Proverbs 22:6, “Train up a child in the way he should go: and when he is old, he will not depart from it.” For years, I questioned this scripture. I just didn’t see how it was going to manifest in my life. I questioned my parenting skills and I wondered if I would ever be a great mom. After all, I was pregnant with my 1st child, Gabi, at 19-years-old. As a single mom, I went into the military to be able to take care of the both of us. I dated great guys, but none wanted to be a part of my daughter’s life.
Seven years later, I married my husband who thought he was up for the challenge of raising another man’s child. We had so many ups and downs and I wondered, “Am I sacrificing being a great mom for being a wife?” Shortly after the wedding, I was pregnant, unemployed and on bed-rest.

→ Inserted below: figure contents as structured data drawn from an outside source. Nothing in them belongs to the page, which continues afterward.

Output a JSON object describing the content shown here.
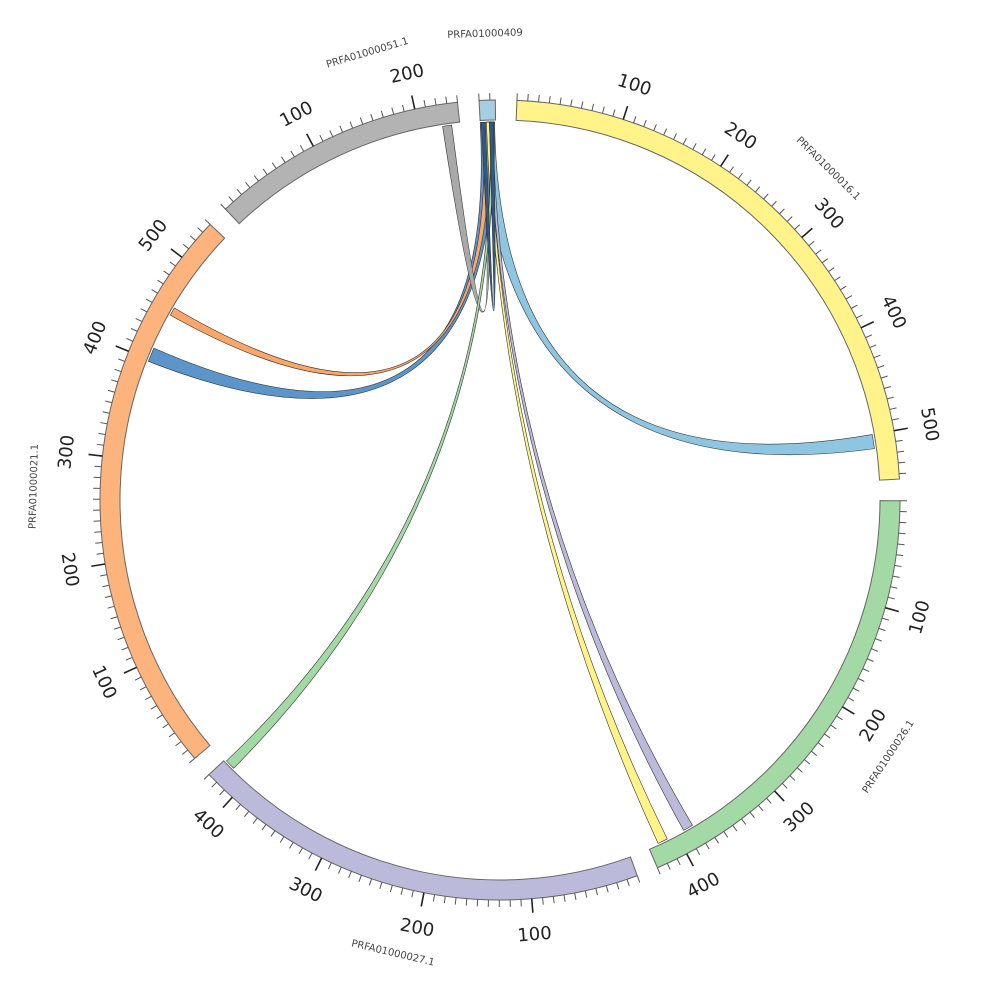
{
  "diagram": {
    "type": "circos",
    "segments": [
      {
        "name": "PRFA01000409",
        "length": 15,
        "color": "#a6cee3",
        "tick_labels": []
      },
      {
        "name": "PRFA01000016.1",
        "length": 545,
        "color": "#fff38a",
        "tick_labels": [
          "100",
          "200",
          "300",
          "400",
          "500"
        ]
      },
      {
        "name": "PRFA01000026.1",
        "length": 430,
        "color": "#a3d9a5",
        "tick_labels": [
          "100",
          "200",
          "300",
          "400"
        ]
      },
      {
        "name": "PRFA01000027.1",
        "length": 430,
        "color": "#bcbadb",
        "tick_labels": [
          "100",
          "200",
          "300",
          "400"
        ]
      },
      {
        "name": "PRFA01000021.1",
        "length": 540,
        "color": "#fdb37c",
        "tick_labels": [
          "100",
          "200",
          "300",
          "400",
          "500"
        ]
      },
      {
        "name": "PRFA01000051.1",
        "length": 240,
        "color": "#b3b3b3",
        "tick_labels": [
          "100",
          "200"
        ]
      }
    ],
    "links": [
      {
        "from": "PRFA01000409",
        "from_range": [
          0,
          14
        ],
        "to": "PRFA01000016.1",
        "to_range": [
          500,
          514
        ],
        "color": "#8ec5e0"
      },
      {
        "from": "PRFA01000409",
        "from_range": [
          0,
          14
        ],
        "to": "PRFA01000021.1",
        "to_range": [
          398,
          412
        ],
        "color": "#5b95c9"
      },
      {
        "from": "PRFA01000409",
        "from_range": [
          3,
          9
        ],
        "to": "PRFA01000021.1",
        "to_range": [
          448,
          456
        ],
        "color": "#fca66a"
      },
      {
        "from": "PRFA01000409",
        "from_range": [
          2,
          7
        ],
        "to": "PRFA01000051.1",
        "to_range": [
          223,
          232
        ],
        "color": "#a9a9a9"
      },
      {
        "from": "PRFA01000409",
        "from_range": [
          6,
          9
        ],
        "to": "PRFA01000026.1",
        "to_range": [
          410,
          420
        ],
        "color": "#fff38a"
      },
      {
        "from": "PRFA01000409",
        "from_range": [
          9,
          12
        ],
        "to": "PRFA01000026.1",
        "to_range": [
          382,
          392
        ],
        "color": "#bcbadb"
      },
      {
        "from": "PRFA01000409",
        "from_range": [
          10,
          13
        ],
        "to": "PRFA01000027.1",
        "to_range": [
          418,
          428
        ],
        "color": "#a3d9a5"
      },
      {
        "from": "PRFA01000409",
        "from_range": [
          1,
          5
        ],
        "to": "PRFA01000409",
        "to_range": [
          9,
          13
        ],
        "color": "#2e5a85"
      }
    ]
  }
}
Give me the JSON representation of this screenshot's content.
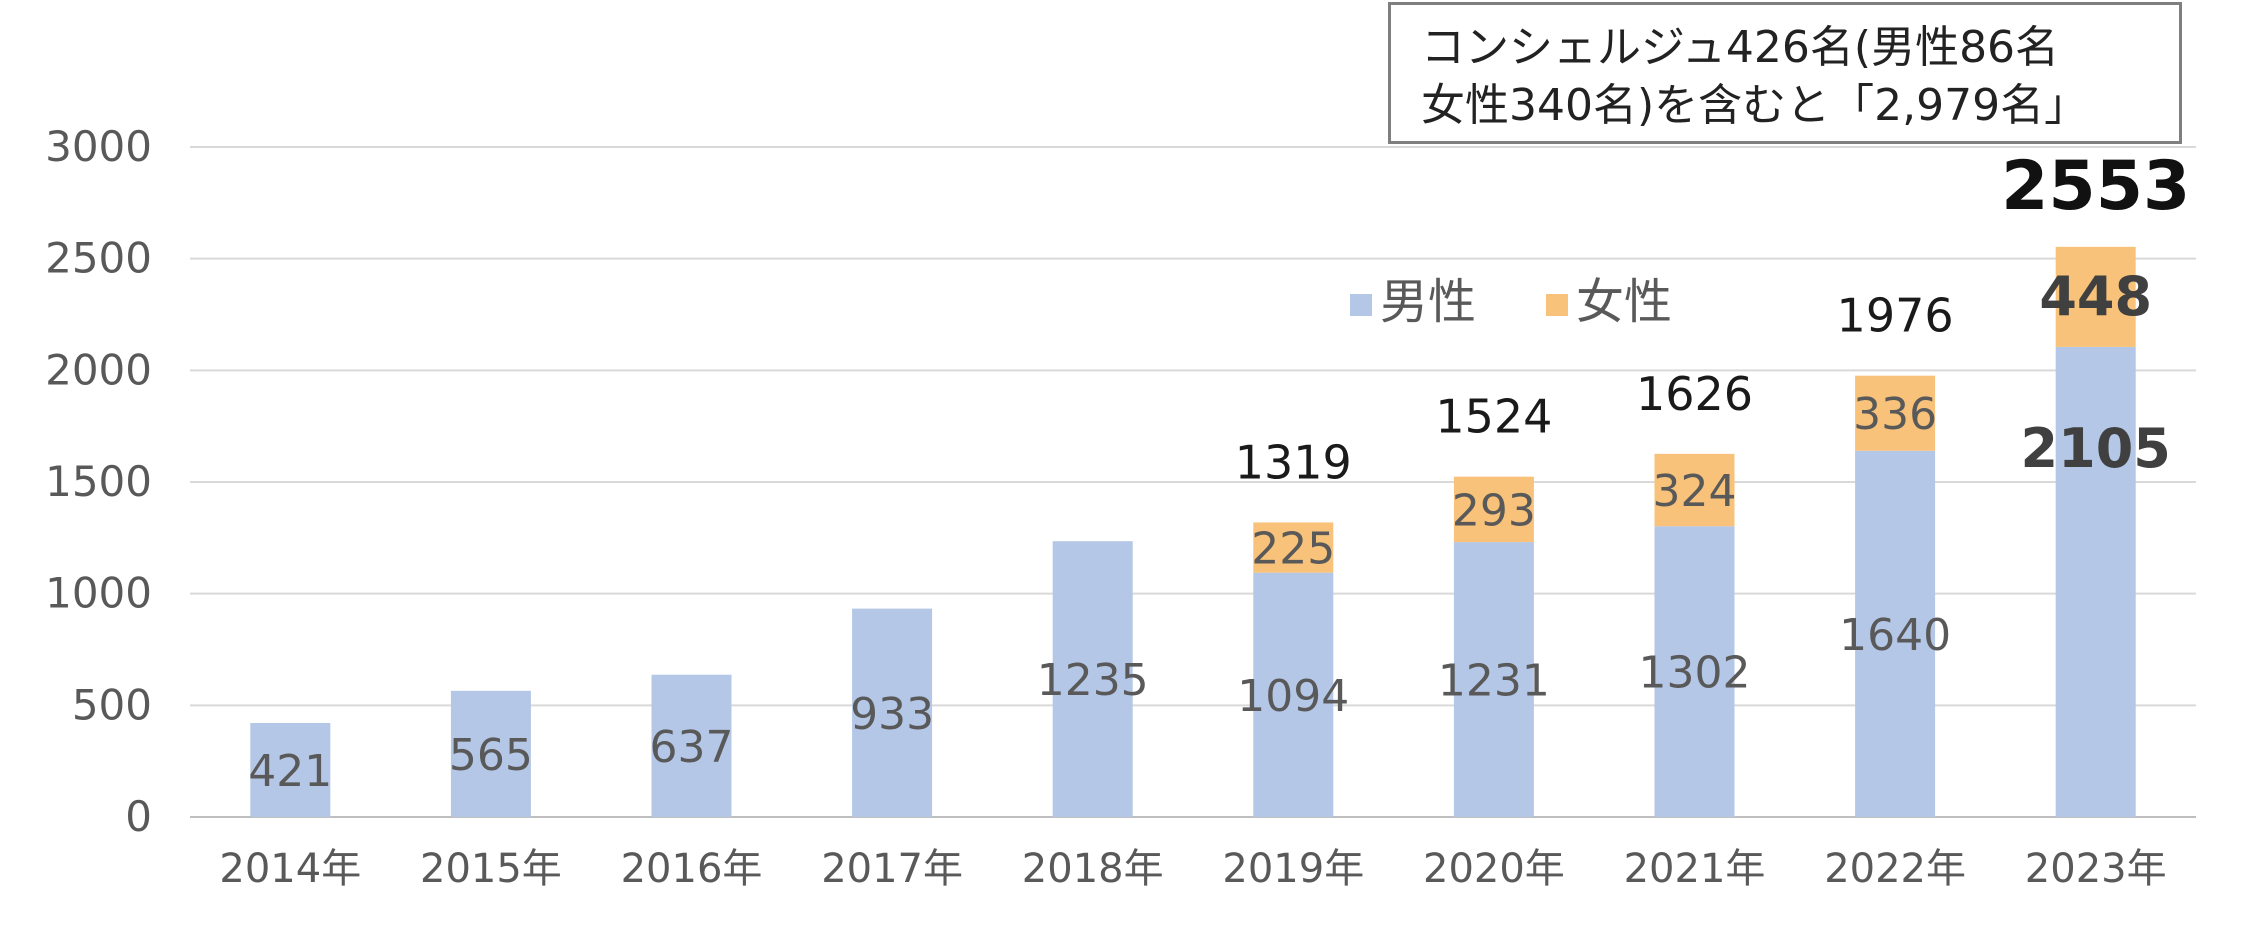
{
  "chart_data": {
    "type": "bar",
    "stacked": true,
    "categories": [
      "2014年",
      "2015年",
      "2016年",
      "2017年",
      "2018年",
      "2019年",
      "2020年",
      "2021年",
      "2022年",
      "2023年"
    ],
    "series": [
      {
        "name": "男性",
        "color": "#b4c7e7",
        "values": [
          421,
          565,
          637,
          933,
          1235,
          1094,
          1231,
          1302,
          1640,
          2105
        ]
      },
      {
        "name": "女性",
        "color": "#f8c27a",
        "values": [
          null,
          null,
          null,
          null,
          null,
          225,
          293,
          324,
          336,
          448
        ]
      }
    ],
    "totals": [
      null,
      null,
      null,
      null,
      null,
      1319,
      1524,
      1626,
      1976,
      2553
    ],
    "ylim": [
      0,
      3000
    ],
    "yticks": [
      "0",
      "500",
      "1000",
      "1500",
      "2000",
      "2500",
      "3000"
    ],
    "grid": true,
    "legend_position": "top-right",
    "xlabel": "",
    "ylabel": "",
    "title": ""
  },
  "annotation": {
    "line1": "コンシェルジュ426名(男性86名",
    "line2": "女性340名)を含むと「2,979名」"
  }
}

From there, I was a stay-at-home mom for several years. My kids went from public school, to homeschooling, back to public school, then to private school and now back to public school. I did all of this because I felt that as a great mom, my kids needed to have the best education possible. I was my daughters’ Girl Scout troop leader, cheer coach, track/soccer/football team mom and the list goes on. I truly believed that if I did all of this, my kids would be awesome and not get into stuff like I did.
Well, when our oldest daughter was a teenager, I found out she was cutting (Google it this is still very painful for me to talk about.) A year later, she was arrested and sent to jail for theft at her mall job; she was a few months out of high school and a few months from shipping out in the Navy. I almost had a nervous breakdown when she was put in jail for 3 days. I felt like I could never show my face in town again.
After this, she decided to live with several boyfriends and their mamas (I promise she was raised in church, y’all!) as well as with the neighbor across the street. She paid them rent, cooked and cleaned the house. Where do they do that at? Then I found out via Facebook that she was married. Talk about a blow to your mothering self-esteem.
Eight years later, I found myself going through even worse with my youngest daughter. I had to deal with bad grades, a bad attitude, more cutting and yes, even a fight video (I cried for days and just knew my mom career was over. – BUT GOD!!!) I found myself actually staying away from social media any time report cards were issued. I felt like an utter and complete failure. I blamed myself for both of my daughters’ poor choices.
One day God reminded me that I had done all I could and that He was still in control. I thanked Him and decided I was going to trust Him with my children.
Saturday, my 16-year-old daughter had an opportunity to hang with friends. I knew she was looking forward to hanging out with her friends for a while since she had been on punishment for what seemed like forever. Since this was the first time she has all As and 2 Bs since 5th grade, my husband and I let her go. Instead of going to the movies with them, she decided to search the mall for a gift for me….
Proverbs 31:28, “Her children arise and call her blessed.”
It took everything within me not to cut a praise step when she gave it to me. She even hugged me! She thanked me for being a great mom to her. So, I encourage you to trust that God is faithful! I am finally seeing the results of what I put into my kids.
In 2017, I will walk with my head held high and remind myself that I am a Great Mom!
BMWK – Have your children gone off track? Did you blame yourself? How did you handle it?